Air Mata Mereka[1]

Sekitar satu bulan sebelum bulan Romadhon di tahun 9 Hijriyyah, Rasulullah dan kaum muslimin ketika itu sedang sibuk mempersiapkan segala sesuatunya untuk menghadapi perang Tabuk. Persiapan yang membutuhkan upaya yang ekstra jika dibandingkan dengan perang-perang lainnya. Ketika itu madinah sedang didera musim panas yang tak biasa. Sebuah kondisi yang tiada lain mempersulit keadaan. Musim panas yang menghadirkan paceklik menyebabkan perekonomian kaum muslimin sulit. Padahal untuk perang ini dibutuhkan perelengkapan yang ekstra karena inilah kali pertama kaum muslimin berhadapan dengan Bangsa Romawi, imperium terbesar ketika itu. Ditambah lagi karena Tabuk merupakan tempat nun jauh dari Madinah. Harus melewati padang pasir di musim panas dengan angin gersang yang berdesau-desau dan terik matahari yang dengan leluasa membaluti kulit untuk bisa mencapainya.

Tersebab kondisi tersebutlah sampai-sampai orang munafik ketika itu berkata:
"Janganlah kamu berangkat pergi berperang dalam panas yang terik seperti ini".

Mereka berharap bisa berdamai dengan keadaan dengan ucapan mereka itu. Namun jauh jawab dari pada harap, Allah malah berfirman dalam surat At Taubah:
Katakanlah: "Api neraka Jahannam itu jauh lebih panas" sekiranya mereka mengetahui. (QS At Taubah: 81)
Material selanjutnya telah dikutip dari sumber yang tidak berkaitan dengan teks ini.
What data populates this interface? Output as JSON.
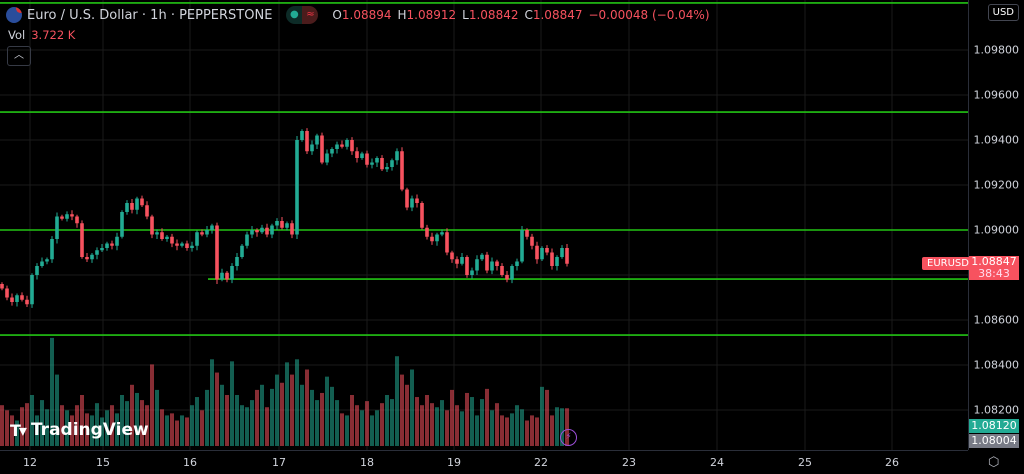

Mensiasati kondisi yang demikian, maka Rasulullah pun mengumumkan kepada kaum muslimin agar mau menginfakkan hartanya dalam rangka membiayai berbagai keperluan perang. Rasulullah juga mengumumkan hanya akan membawa pasukan yang memiliki kendaraan saja.

Dalam episode sejarah ini lah tersebut sejumput kisah tujuh orang[2] yang Allah abadikan di dalam surat At Taubah ayat 92. Tujuh orang yang miskin papa. Tidak memiliki harta untuk diinfakkan, terlebih kendaraan yang bisa digunakan untuk berperang. Padahal, hati mereka sangat ingin untuk ikut berperang, berjihad, dan mendermakan diri di jalan Allah.

Tak menyerah dengan keadaan, maka mereka pun datang mengadu kepada Rasulullah dengan harapan beliau berkenan memberikan atau mencarikan kendaraan sehingga mereka bisa ikut berperang. Namun, alangkah sedihnya mereka karena Rasulullah menjawab tidak sesuai yang diharapkan, sebagaimana Allah abadikan di dalam surat At Taubah:
"Aku tidak memperoleh kendaraan untuk membawamu."

Mendengar jawaban Rasulullah tersebut pun lalu mereka pergi dalam keadaan tersedu, berlinangan air mata. Air mata yang hadir dari sebuah keikhlasan untuk menderma diri di jalan Allah. Air mata yang jikalah kita yang berada dalam posisi mereka ketika itu, barangkali hanya hadir dari sebuah kegembiraan karena diizinkan untuk tidak ikut berperang.

Kisah tersebutlah yang Allah abadikan di dalam Al Qur’an:
“dan tiada pula berdosa atas orang-orang yang apabila mereka datang kepadamu, supaya kamu memberi mereka kendaraan, lalu kamu berkata: "Aku tidak memperoleh kendaraan untuk membawamu." lalu mereka kembali, sedang mata mereka bercucuran air mata karena kesedihan, lantaran mereka tidak memperoleh apa yang akan mereka nafkahkan. (QS At Taubah: 92)

Semoga Allah berkenan mengumpulkan kita bersama Rasulullah dan para Sahabatnya kelak di surganya, Jannatun Na’im. Amin.




[1] Wisma Darus Solihin, Pogung Dalangan, 09:50 WIB, 04 Mei 2013.
[2] Disebutkan di dalam tafsir Al Baghowi tujuh orang tersebu adalah Ma’qil bin Yasar, Shokhr bin Khonsa’, Abdullah bin Ka’ab Al Ansori, Ulbah bin Zaid Al Ansori, Salim bin Umair, Tsa’labah, Abdullah bin Mughoffal.